For most people in the Anglia region polling day on Thursday 7 May will mean they have two votes. Not only will they be electing a Member of Parliament to serve at Westminster but in most areas of the region they will also be electing one or more councillors to their local council.
Local elections run on a four-year cycle and this is the biggest set of elections on that regular rotation. The last time this huge set of local elections coincided with a General Election was in 1979.
It’s one reason the General Election result is expected to be delayed into the early hours of Friday 8 May. The votes for the two sets of elections are collected in the same ballot boxes and need to be sorted and verified before counting can start on the votes for MPs. The votes for the General Election will be counted during the early hours with a separate count of the votes for councillors later in the day on Friday.
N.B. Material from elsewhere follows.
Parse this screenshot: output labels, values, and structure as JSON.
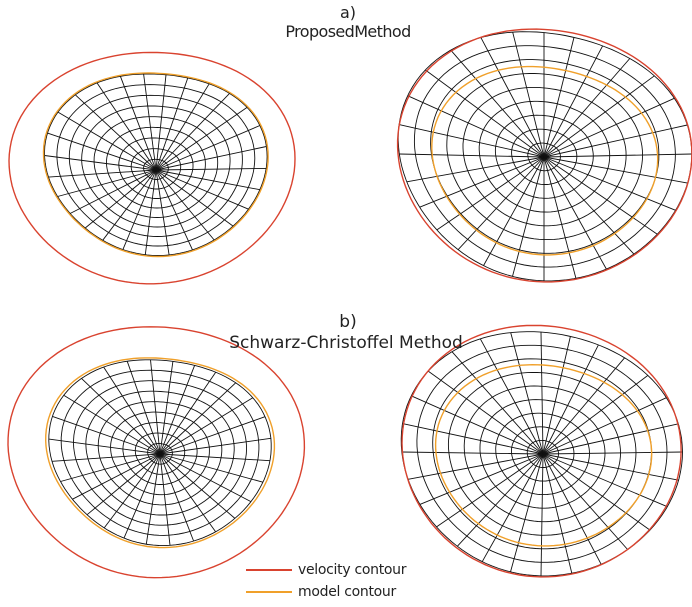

There are elections for 56 local district, city and borough councils across the Anglia region. In some areas only one third of councillors will be up for election but in most places there’s a vote for all the councillors on the council. In all more than 1,700 councillors will be elected across the Anglia region on 7 May.
There is one election for an elected mayor. Bedford Borough is the only place in the Anglia region to have an elected mayor who runs the council alongside councillors.
Of the 56 councils with elections in the Anglia region, most are run by the Conservatives and a few by Labour.
There are some councils where no party has overall control because they don’t have a majority over all the other parties. These councils are sometimes run by a minority administration or various parties make an arrangement to work together in formal or informal coalition.